Boeing Nut
Posts: 5078
Joined: Fri Feb 23, 2001 2:42 am

Airport Workers - Your Days At Work Following 9/11

Thu Jan 09, 2003 10:01 am

As we all know, the couple days right after 9/11 happened, nothing was happening at the nations airports. My question for you fellow airport workers is... is there anything you did/wish you had done at your airport that you may never get the chance to do again?

One thing I did was park the company truck in the middle of our biggest runway during what would have been the busiest time of the day and had lunch. I just sat there on the runway centerline for around fifteen minutes and just soaked in the reality of what was going on. The silence was deafening. I heard the highway two miles away, never did before.

The thing that I wish I had done was bring in my golf clubs. I would have taken out the driver, and see if I could have put a golf ball down our 11,000' runway.  Laugh out loud I could have bragged that I once made a 3,500 yd drive!!

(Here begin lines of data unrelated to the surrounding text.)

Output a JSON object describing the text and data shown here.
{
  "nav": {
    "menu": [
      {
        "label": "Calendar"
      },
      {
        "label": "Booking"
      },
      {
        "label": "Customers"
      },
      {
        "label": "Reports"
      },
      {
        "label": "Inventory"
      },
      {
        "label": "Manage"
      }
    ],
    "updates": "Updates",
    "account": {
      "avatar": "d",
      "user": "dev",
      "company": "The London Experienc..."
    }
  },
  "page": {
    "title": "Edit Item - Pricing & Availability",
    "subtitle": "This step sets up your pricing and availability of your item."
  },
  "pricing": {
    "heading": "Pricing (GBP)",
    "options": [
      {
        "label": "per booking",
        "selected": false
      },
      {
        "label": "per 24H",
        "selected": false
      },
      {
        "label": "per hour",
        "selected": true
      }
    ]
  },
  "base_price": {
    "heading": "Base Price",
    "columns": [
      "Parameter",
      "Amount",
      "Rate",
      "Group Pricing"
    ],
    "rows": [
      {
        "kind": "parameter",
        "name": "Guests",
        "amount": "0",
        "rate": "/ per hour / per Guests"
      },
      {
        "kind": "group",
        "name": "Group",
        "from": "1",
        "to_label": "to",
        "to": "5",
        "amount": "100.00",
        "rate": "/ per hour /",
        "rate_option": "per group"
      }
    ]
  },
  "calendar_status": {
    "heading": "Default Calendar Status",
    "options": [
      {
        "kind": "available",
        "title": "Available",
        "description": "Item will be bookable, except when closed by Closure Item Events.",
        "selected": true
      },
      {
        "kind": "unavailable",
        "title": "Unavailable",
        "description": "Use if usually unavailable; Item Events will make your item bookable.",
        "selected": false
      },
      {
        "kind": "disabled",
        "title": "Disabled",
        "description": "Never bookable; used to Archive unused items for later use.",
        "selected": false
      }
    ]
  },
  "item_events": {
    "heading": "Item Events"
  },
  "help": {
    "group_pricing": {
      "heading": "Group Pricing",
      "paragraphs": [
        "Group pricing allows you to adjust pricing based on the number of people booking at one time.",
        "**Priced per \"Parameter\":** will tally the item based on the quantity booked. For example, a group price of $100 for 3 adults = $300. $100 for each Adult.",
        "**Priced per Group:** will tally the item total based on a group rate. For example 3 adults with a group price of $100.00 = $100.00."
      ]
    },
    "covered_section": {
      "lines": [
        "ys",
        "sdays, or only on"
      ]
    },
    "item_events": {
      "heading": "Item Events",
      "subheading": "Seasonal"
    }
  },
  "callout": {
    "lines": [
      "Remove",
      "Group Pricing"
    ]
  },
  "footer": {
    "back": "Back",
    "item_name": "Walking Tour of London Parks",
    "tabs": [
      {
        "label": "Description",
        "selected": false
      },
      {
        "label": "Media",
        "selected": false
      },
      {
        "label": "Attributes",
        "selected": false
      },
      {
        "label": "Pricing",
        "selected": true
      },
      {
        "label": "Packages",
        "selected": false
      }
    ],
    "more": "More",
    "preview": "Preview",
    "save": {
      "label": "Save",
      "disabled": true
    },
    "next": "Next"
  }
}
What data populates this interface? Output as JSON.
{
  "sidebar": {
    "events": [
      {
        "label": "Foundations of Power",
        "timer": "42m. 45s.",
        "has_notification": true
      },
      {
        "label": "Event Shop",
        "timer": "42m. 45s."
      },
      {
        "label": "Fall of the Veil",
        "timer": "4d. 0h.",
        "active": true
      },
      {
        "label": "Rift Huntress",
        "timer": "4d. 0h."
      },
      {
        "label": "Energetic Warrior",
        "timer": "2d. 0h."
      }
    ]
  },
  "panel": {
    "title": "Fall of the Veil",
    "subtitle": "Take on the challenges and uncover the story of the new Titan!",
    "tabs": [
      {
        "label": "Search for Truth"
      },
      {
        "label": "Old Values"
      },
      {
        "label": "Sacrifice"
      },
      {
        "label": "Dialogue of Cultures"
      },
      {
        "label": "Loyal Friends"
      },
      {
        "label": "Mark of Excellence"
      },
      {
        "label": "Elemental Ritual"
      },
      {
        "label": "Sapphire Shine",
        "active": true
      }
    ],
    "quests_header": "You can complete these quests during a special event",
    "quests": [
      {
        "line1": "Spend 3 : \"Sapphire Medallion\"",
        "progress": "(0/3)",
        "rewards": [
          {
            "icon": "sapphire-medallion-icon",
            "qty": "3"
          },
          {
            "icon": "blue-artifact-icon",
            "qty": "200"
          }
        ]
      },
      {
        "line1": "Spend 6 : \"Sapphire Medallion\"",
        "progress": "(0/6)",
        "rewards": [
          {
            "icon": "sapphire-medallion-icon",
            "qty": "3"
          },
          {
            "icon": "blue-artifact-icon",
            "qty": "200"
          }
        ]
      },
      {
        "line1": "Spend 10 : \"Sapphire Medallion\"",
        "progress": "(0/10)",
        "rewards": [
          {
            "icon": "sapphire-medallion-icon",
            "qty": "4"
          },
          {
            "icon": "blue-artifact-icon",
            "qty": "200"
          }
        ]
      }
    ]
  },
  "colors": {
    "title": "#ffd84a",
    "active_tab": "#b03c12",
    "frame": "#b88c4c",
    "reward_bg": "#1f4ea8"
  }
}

What did you do/wish you had done?

I'm not a real aeronautical engineer, I just play one on Airliners.net.
 
Goldenshield
Posts: 5015
Joined: Sun Jan 14, 2001 3:45 pm

RE: Airport Workers - Your Days At Work Following 9/11

Thu Jan 09, 2003 5:43 pm

Best thing I could say, is to just have been there. We were at home, and paid to do it.
Two all beef patties, special sauce, lettuce, cheese, pickles, onions on a sesame seed bun.
 
AerMickey
Posts: 85
Joined: Mon Jan 13, 2003 12:55 pm

RE: Airport Workers - Your Days At Work Following

Mon Jan 13, 2003 3:05 pm

I will never forget how LNK became a miniature hub for United in a matter of 30 minutes. Within that time we received 2 A320's, a 757, 2 737's and a Canadair Regional Jet. Until the US airspace was opened for flight, employees were assigned by the Operations at United to stay aboard the aircraft overnight, assuring that no irregular activity be taken under the night's sky.
Having the honor of sitting in the Boeing 757, I sat in first class only trying to think about the mazes that were going through the passenger's minds. The news would especially hit home, having the aircraft was coming from EWR.
Out of curiourosity, I progressed to the cockpit. Sitting in the captains chair I noticed three slips of paper on dash right next to the ACARS machine. All in chronological order they said,

"An AA 767 has struck the WTC"

"A UA 767 has struck the WTC"

the last slip,

"Please divert to the nearest airport as possible"

Talk about chills... thinking about those three ACARS messages gets me every time.